Isolation and detection of secondary metabolites of S. avermitilis

For avermectins extraction, the 5 mL fermentation broth from three biological replicates was diluted by mixing with 25 mL methanol and sonicated for 30 min. After centrifuging (13,800 g, 10 min), the supernatants were evaporated under reduced pressure after centrifugation. Subsequently, the concentrated products were dissolved in 1 mL methanol again and subjected to HPLC (SHIMADZU) and LC-ESI-HRMS (Thermo) analysis after filtration through a 0.22 μm Nylon66 membrane. Avermectins were detected by HPLC using a Phenomenex Luna C18 column (5 μm, 250 × 4.6 mm) at a flow rate of 1.0 mL/min using a mobile phase of (A) 0.1% formic acid in water and (B) acetonitrile. The separation gradient is as follows: 0–5 min, 65% B; 5–25 min, 65–100% B; 25–26 min, 100–65% B; 26–30 min, 65% B. Detection by LC-ESI-HRMS was on a Thermo Electron LC-ESI-HRMS using positive mode electrospray ionization fitted with a Phenomenex Luna C18 column (5 μm, 250 × 4.6 mm) at a flow rate of 0.8 mL/min using the same mobile phase and separation gradient with HPLC detection. The mass spectrometer was set to full scan (from 500 to 1250 m/z). The data were collected and processed using Thermo Xcalibur software 3.0.63 for peak alignment and formula weight layout.

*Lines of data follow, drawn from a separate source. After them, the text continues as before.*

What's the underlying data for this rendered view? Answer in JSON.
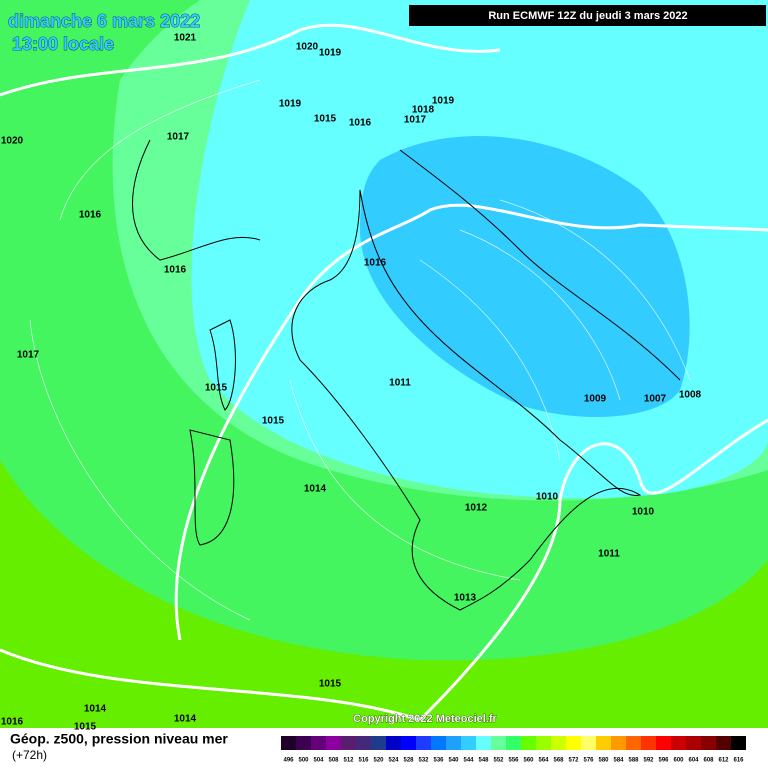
{
  "header": {
    "date": "dimanche 6 mars 2022",
    "time": "13:00 locale",
    "run": "Run ECMWF 12Z du jeudi 3 mars 2022"
  },
  "isobars": [
    "1021",
    "1020",
    "1019",
    "1019",
    "1015",
    "1016",
    "1017",
    "1018",
    "1019",
    "1017",
    "1020",
    "1016",
    "1016",
    "1016",
    "1017",
    "1015",
    "1011",
    "1015",
    "1009",
    "1007",
    "1008",
    "1014",
    "1010",
    "1012",
    "1010",
    "1011",
    "1013",
    "1015",
    "1014",
    "1014",
    "1016",
    "1015"
  ],
  "footer": {
    "title": "Géop. z500, pression niveau mer",
    "lead": "(+72h)",
    "copyright": "Copyright 2022 Meteociel.fr"
  },
  "scale": {
    "labels": [
      496,
      500,
      504,
      508,
      512,
      516,
      520,
      524,
      528,
      532,
      536,
      540,
      544,
      548,
      552,
      556,
      560,
      564,
      568,
      572,
      576,
      580,
      584,
      588,
      592,
      596,
      600,
      604,
      608,
      612,
      616
    ],
    "colors": [
      "#1e0028",
      "#3c0050",
      "#640078",
      "#8c00a0",
      "#5a1e6e",
      "#462878",
      "#1e3c8c",
      "#0000c8",
      "#0000ff",
      "#1e3cff",
      "#0078ff",
      "#1ea0ff",
      "#33ccff",
      "#66ffff",
      "#66ff99",
      "#33ff66",
      "#66ff00",
      "#99ff00",
      "#ccff00",
      "#ffff00",
      "#ffff66",
      "#ffcc00",
      "#ff9900",
      "#ff6600",
      "#ff3300",
      "#ff0000",
      "#cc0000",
      "#aa0000",
      "#880000",
      "#550000",
      "#000000"
    ]
  }
}
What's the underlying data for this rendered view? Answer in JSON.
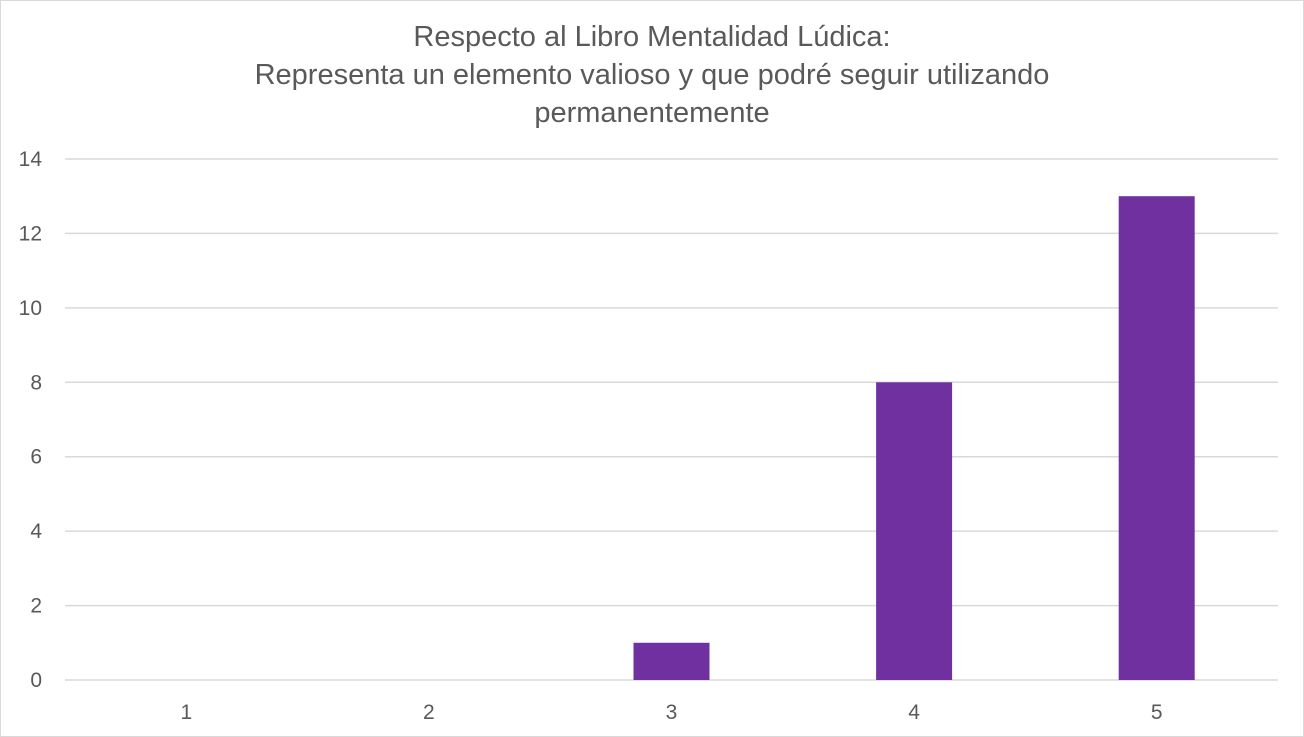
{
  "chart_data": {
    "type": "bar",
    "title_lines": [
      "Respecto al Libro Mentalidad Lúdica:",
      "Representa un elemento valioso y que podré seguir utilizando",
      "permanentemente"
    ],
    "categories": [
      "1",
      "2",
      "3",
      "4",
      "5"
    ],
    "values": [
      0,
      0,
      1,
      8,
      13
    ],
    "ylim": [
      0,
      14
    ],
    "yticks": [
      0,
      2,
      4,
      6,
      8,
      10,
      12,
      14
    ],
    "xlabel": "",
    "ylabel": "",
    "grid": true,
    "legend": "none",
    "bar_color": "#7030a0",
    "grid_color": "#d9d9d9",
    "text_color": "#595959"
  }
}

NMR analysis of detected compounds

1D (1H) NMR spectra were collected on an Agilent-NMR-VNMRS 600 spectrometer (Supplementary Table 1 and Supplementary Fig. 8). Chemical shifts were reported in ppm using tetramethylsilane as an internal reference, and coupling constants were reported in Hz. NMR data processing was performed using MestreNova software. The molecular formula of compound was determined according to their LC-ESI-HRMS data.

Bioinformatics analysis of base editing in S. coelicolor M145

A python script was coded to identify protospacers capable of introducing premature codons in the S. coelicolor M145 genome (Supplementary Note 1)82. Protospacers with NGN PAMs were selected for SpCas9-NG-based base editing, while those with NGG PAM were targeted for SpCas9-based editing. The editing window was defined as 4–8 nucleotides at the PAM-distal position of the protospacer.

Statistics and reproducibility

Statistical analysis was performed using GraphPad Prism 10.1.2 software using a two-tailed t-test analysis of variance hypothesis. Significant differences are marked as *P < 0.05, **P < 0.01, ***P < 0.001, ****P < 0.0001. All data are presented as mean ± s.d. or mean ± s.e.m. The number of biologically independent samples for each panel was three unless otherwise stated in the figure legends.

Reporting summary

Further information on research design is available in the Nature Portfolio Reporting Summary linked to this article.